Comparing the Efficacy of GPT-4 and Chat-GPT in Mental Health Care: A Blind Assessment of Large Language Models for Psychological Support

Birger Moell
2024-05-15
Abstract:Background: Rapid advancements in natural language processing have led to the development of large language models with the potential to revolutionize mental health care. These models have shown promise in assisting clinicians and providing support to individuals experiencing various psychological challenges.
Computation and Language,Artificial Intelligence,Human-Computer Interaction
What problem does this paper attempt to address?

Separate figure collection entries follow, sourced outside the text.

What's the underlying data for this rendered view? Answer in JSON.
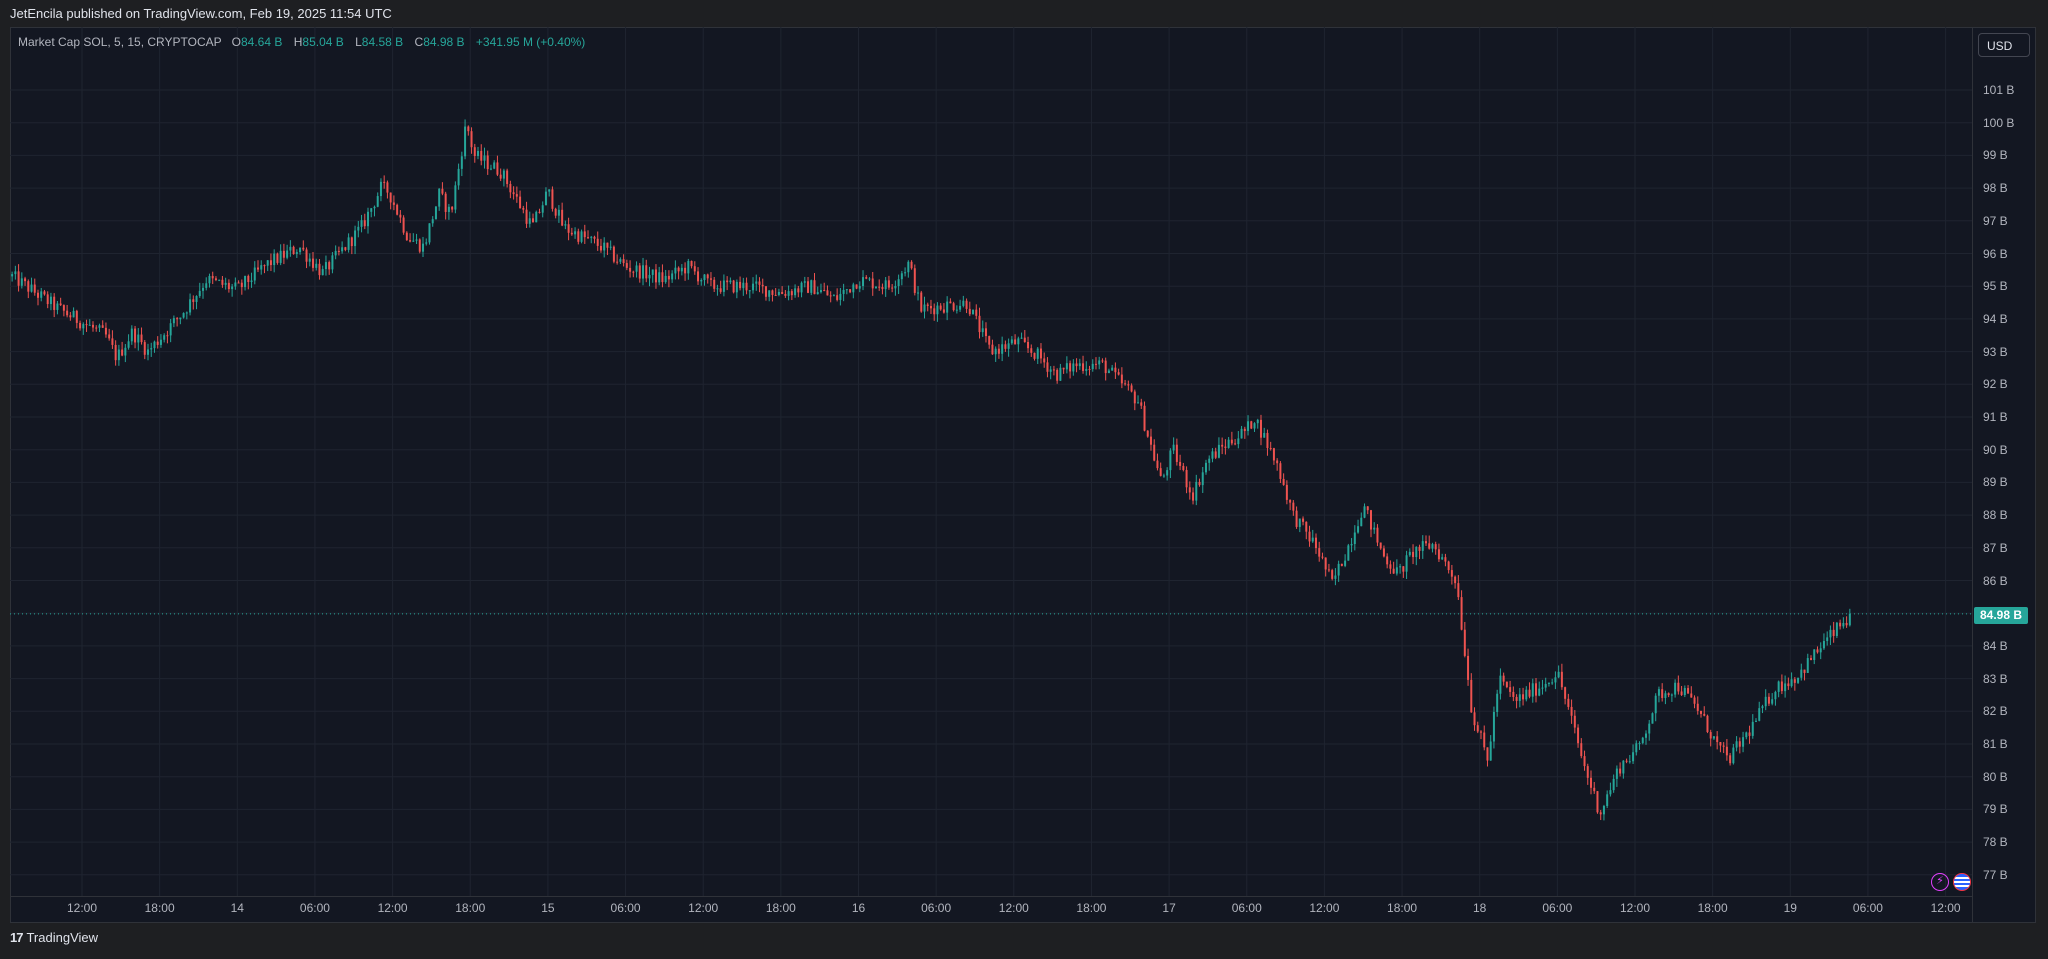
{
  "header": {
    "publish_line": "JetEncila published on TradingView.com, Feb 19, 2025 11:54 UTC"
  },
  "legend": {
    "symbol": "Market Cap SOL, 5, 15, CRYPTOCAP",
    "open_key": "O",
    "open": "84.64 B",
    "high_key": "H",
    "high": "85.04 B",
    "low_key": "L",
    "low": "84.58 B",
    "close_key": "C",
    "close": "84.98 B",
    "change": "+341.95 M (+0.40%)"
  },
  "currency_button": "USD",
  "last_price_label": "84.98 B",
  "footer": {
    "logo_text": "TradingView"
  },
  "icons": {
    "flash": "flash-icon",
    "flag": "us-flag-icon"
  },
  "colors": {
    "up": "#26a69a",
    "down": "#ef5350",
    "background": "#131722",
    "grid": "#1f2430"
  },
  "chart_data": {
    "type": "candlestick",
    "interval": "15",
    "y_unit": "B",
    "ylim": [
      76.6,
      102.6
    ],
    "yticks": [
      77,
      78,
      79,
      80,
      81,
      82,
      83,
      84,
      85,
      86,
      87,
      88,
      89,
      90,
      91,
      92,
      93,
      94,
      95,
      96,
      97,
      98,
      99,
      100,
      101
    ],
    "ytick_labels": [
      "77 B",
      "78 B",
      "79 B",
      "80 B",
      "81 B",
      "82 B",
      "83 B",
      "84 B",
      "",
      "86 B",
      "87 B",
      "88 B",
      "89 B",
      "90 B",
      "91 B",
      "92 B",
      "93 B",
      "94 B",
      "95 B",
      "96 B",
      "97 B",
      "98 B",
      "99 B",
      "100 B",
      "101 B"
    ],
    "xlim": [
      0,
      25
    ],
    "xticks": [
      {
        "x": 1.0,
        "label": "12:00"
      },
      {
        "x": 2.0,
        "label": "18:00"
      },
      {
        "x": 3.0,
        "label": "14"
      },
      {
        "x": 4.0,
        "label": "06:00"
      },
      {
        "x": 5.0,
        "label": "12:00"
      },
      {
        "x": 6.0,
        "label": "18:00"
      },
      {
        "x": 7.0,
        "label": "15"
      },
      {
        "x": 8.0,
        "label": "06:00"
      },
      {
        "x": 9.0,
        "label": "12:00"
      },
      {
        "x": 10.0,
        "label": "18:00"
      },
      {
        "x": 11.0,
        "label": "16"
      },
      {
        "x": 12.0,
        "label": "06:00"
      },
      {
        "x": 13.0,
        "label": "12:00"
      },
      {
        "x": 14.0,
        "label": "18:00"
      },
      {
        "x": 15.0,
        "label": "17"
      },
      {
        "x": 16.0,
        "label": "06:00"
      },
      {
        "x": 17.0,
        "label": "12:00"
      },
      {
        "x": 18.0,
        "label": "18:00"
      },
      {
        "x": 19.0,
        "label": "18"
      },
      {
        "x": 20.0,
        "label": "06:00"
      },
      {
        "x": 21.0,
        "label": "12:00"
      },
      {
        "x": 22.0,
        "label": "18:00"
      },
      {
        "x": 23.0,
        "label": "19"
      },
      {
        "x": 24.0,
        "label": "06:00"
      },
      {
        "x": 25.0,
        "label": "12:00"
      }
    ],
    "x_start": 0.1,
    "bars_per_unit": 24,
    "last_close": 84.98,
    "path_anchors": [
      [
        0.1,
        95.3
      ],
      [
        0.7,
        94.3
      ],
      [
        1.3,
        93.5
      ],
      [
        1.45,
        92.8
      ],
      [
        1.65,
        93.6
      ],
      [
        1.85,
        93.0
      ],
      [
        2.3,
        94.2
      ],
      [
        2.6,
        95.2
      ],
      [
        3.0,
        94.9
      ],
      [
        3.4,
        95.7
      ],
      [
        3.8,
        96.2
      ],
      [
        4.1,
        95.4
      ],
      [
        4.6,
        96.8
      ],
      [
        4.85,
        98.0
      ],
      [
        4.95,
        97.9
      ],
      [
        5.2,
        96.5
      ],
      [
        5.4,
        96.2
      ],
      [
        5.6,
        97.8
      ],
      [
        5.75,
        97.2
      ],
      [
        5.95,
        100.0
      ],
      [
        6.05,
        99.0
      ],
      [
        6.4,
        98.5
      ],
      [
        6.8,
        96.8
      ],
      [
        7.0,
        97.9
      ],
      [
        7.2,
        96.8
      ],
      [
        7.7,
        96.2
      ],
      [
        8.0,
        95.6
      ],
      [
        8.5,
        95.2
      ],
      [
        8.8,
        95.6
      ],
      [
        9.1,
        95.0
      ],
      [
        9.6,
        95.0
      ],
      [
        10.0,
        94.8
      ],
      [
        10.4,
        95.0
      ],
      [
        10.7,
        94.6
      ],
      [
        11.0,
        95.2
      ],
      [
        11.4,
        95.0
      ],
      [
        11.65,
        95.7
      ],
      [
        11.8,
        94.3
      ],
      [
        12.4,
        94.5
      ],
      [
        12.7,
        93.0
      ],
      [
        13.05,
        93.3
      ],
      [
        13.3,
        92.9
      ],
      [
        13.55,
        92.3
      ],
      [
        13.8,
        92.6
      ],
      [
        14.15,
        92.6
      ],
      [
        14.6,
        91.5
      ],
      [
        14.9,
        89.0
      ],
      [
        15.05,
        90.0
      ],
      [
        15.3,
        88.6
      ],
      [
        15.5,
        89.7
      ],
      [
        15.75,
        90.2
      ],
      [
        16.0,
        90.6
      ],
      [
        16.1,
        91.0
      ],
      [
        16.4,
        89.5
      ],
      [
        16.6,
        88.0
      ],
      [
        16.9,
        87.0
      ],
      [
        17.1,
        85.9
      ],
      [
        17.3,
        87.0
      ],
      [
        17.5,
        88.3
      ],
      [
        17.75,
        86.8
      ],
      [
        17.95,
        86.2
      ],
      [
        18.15,
        86.9
      ],
      [
        18.4,
        87.1
      ],
      [
        18.7,
        86.0
      ],
      [
        18.9,
        82.0
      ],
      [
        19.1,
        80.5
      ],
      [
        19.25,
        83.0
      ],
      [
        19.45,
        82.3
      ],
      [
        19.8,
        82.8
      ],
      [
        20.0,
        83.2
      ],
      [
        20.15,
        82.0
      ],
      [
        20.35,
        80.3
      ],
      [
        20.55,
        78.9
      ],
      [
        20.8,
        80.3
      ],
      [
        21.05,
        80.9
      ],
      [
        21.3,
        82.5
      ],
      [
        21.55,
        82.8
      ],
      [
        21.8,
        82.1
      ],
      [
        22.05,
        81.0
      ],
      [
        22.2,
        80.5
      ],
      [
        22.5,
        81.5
      ],
      [
        22.8,
        82.7
      ],
      [
        23.1,
        83.1
      ],
      [
        23.4,
        84.0
      ],
      [
        23.6,
        84.5
      ],
      [
        23.8,
        84.98
      ]
    ]
  }
}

The problem that this paper attempts to solve is to evaluate the performance differences between two large language models (GPT - 4 and Chat - GPT) in mental health care, in order to determine their potential applicability in providing psychological support. Specifically, the research evaluates their effectiveness and safety in clinical psychology applications by comparing the responses of these two models to a set of 18 psychological problems. ### Research Background With the rapid development of natural language processing technology, large language models (LLMs) show great potential in assisting clinicians and supporting individuals experiencing various psychological challenges. If these models can be effectively applied to mental health care, they may bring revolutionary changes. ### Research Objectives This study aims to compare the performance of GPT - 4 and Chat - GPT in responding to 18 psychological problems through the blind - rating method and evaluate their potential application value in the mental health care environment. ### Research Methods - **Blind - rating Method**: A clinical psychologist evaluates the responses of the two models without knowing the source of the models. - **Problem Scope**: Covers multiple mental health topics such as depression, anxiety, and trauma to ensure comprehensive evaluation. - **Evaluation Criteria**: The psychologist scores according to the clinical relevance and empathy of the model responses, with a full score of 10 points. ### Main Findings - **Performance Differences**: The average score of GPT - 4 is 8.29, while that of Chat - GPT is 6.52, with a significant difference (p < 0.05). - **Advantages of GPT - 4**: GPT - 4 performs better in generating clinically relevant and empathetic responses and can better support and guide potential users. - **Disadvantages of Chat - GPT**: The responses of Chat - GPT are more generalized, lack depth, and sometimes deviate from evidence - based practice. ### Conclusions This study provides an important reference for the application of large language models in the field of mental health care. Although GPT - 4 performs well, the study emphasizes the importance of continuous research and development to optimize the application of these models in the clinical environment. Future research needs to further explore the specific reasons for the performance differences of the models and explore their universality in different populations and mental health conditions.